The database will be updated regularly, Brelis said. Officers can be added for several reasons: an investigation or prosecution for criminal conduct in any jurisdiction; an investigation in any jurisdiction into discriminatory or defamatory actions targeting a protected category or class; an investigation in any jurisdiction, including by a law enforcement agency’s internal affairs or anti-corruption unit, that casts doubt upon their truthfulness or integrity; or a finding by a judge, review board, or oversight entity that an officer is not credible.
Brelis was not able to provide information Friday night about how the database was compiled. In many cases, the district attorney cited Boston Globe articles and information requests as the basis for officers' inclusion. Of the 136 names in the database, 126 were added on Friday.

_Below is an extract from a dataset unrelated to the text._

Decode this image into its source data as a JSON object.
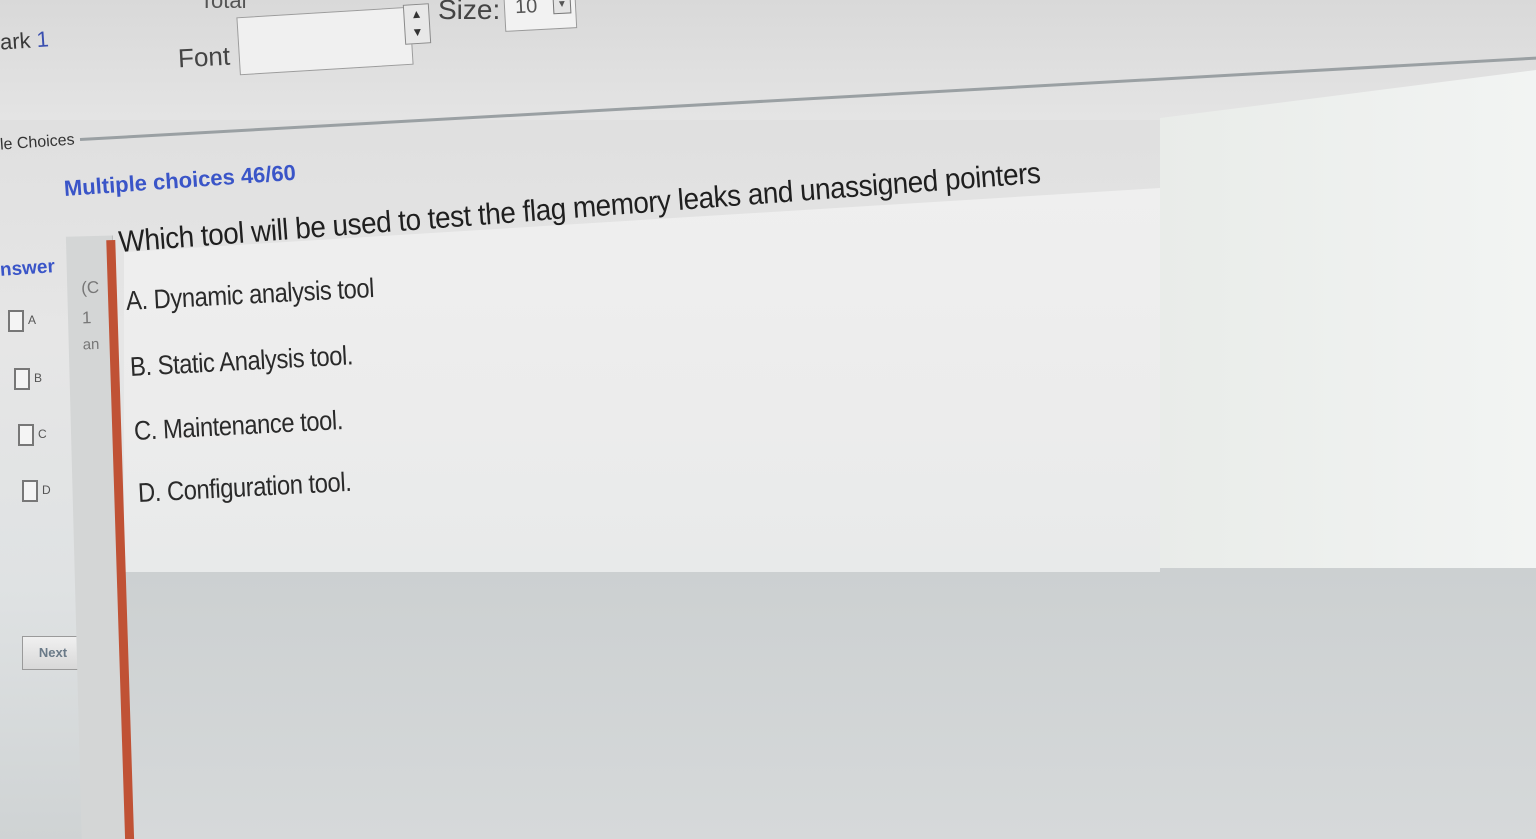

Brelis said it was not clear how complete the database is, but said Rollins believes “the overwhelming majority of law enforcement officers and employees in Suffolk County are dedicated and compassionate professionals who provide exemplary service to the communities they serve.”
The database contains 70 State Police troopers, 54 Boston police officers, 5 Transit police officers, 3 Revere police officers, and 2 Chelsea police officers.
A Boston Police spokesman was not able to immediately comment because the database was released at 9 p.m. Friday during a large protest downtown.
A spokesperson for the city of Boston was also not able to immediately comment. Spokespeople for the other police departments were not immediately able to be reached.
Rollins, who took office in January 2019 after running on a platform of criminal justice reform, has clashed repeatedly with police and other state law enforcement officials.
She has instructed prosecutors in her office not to prosecute certain low-level crimes, decried racial disparities in the criminal justice system, and called for greater scrutiny and oversight of police.
Her release of the LEAD database comes amid a national reckoning on policing and racial justice, sparked by the death of George Floyd at the hands of Minneapolis police, and as the Boston Police Reform Task Force prepares a final report on on ways to build better accountability and transparency in the department.
Rollins previously resisted releasing the database. The Globe filed two public records requests, one last fall and another in June, requesting the list, but her office refused until the state’s Supervisor of Records ordered her office to respond.
Legal advocates said the release of the database was an important step towards ensuring defendants' rights are protected.
“Police officers are paid to be observers, and then to testify truthfully as witnesses in prosecutions," said Randy Gioia, Deputy Chief Counsel for the Public Defender Division of CPCS. “That’s what they’re required to do, and when they’re dishonest they undermine the core of our criminal justice system and it taints the integrity of the good police officers, the honest ones.”
Gioia said that prosecutors should not call officers with credibility problems to testify in the first place.
“There has to be a bright line rule,” he said.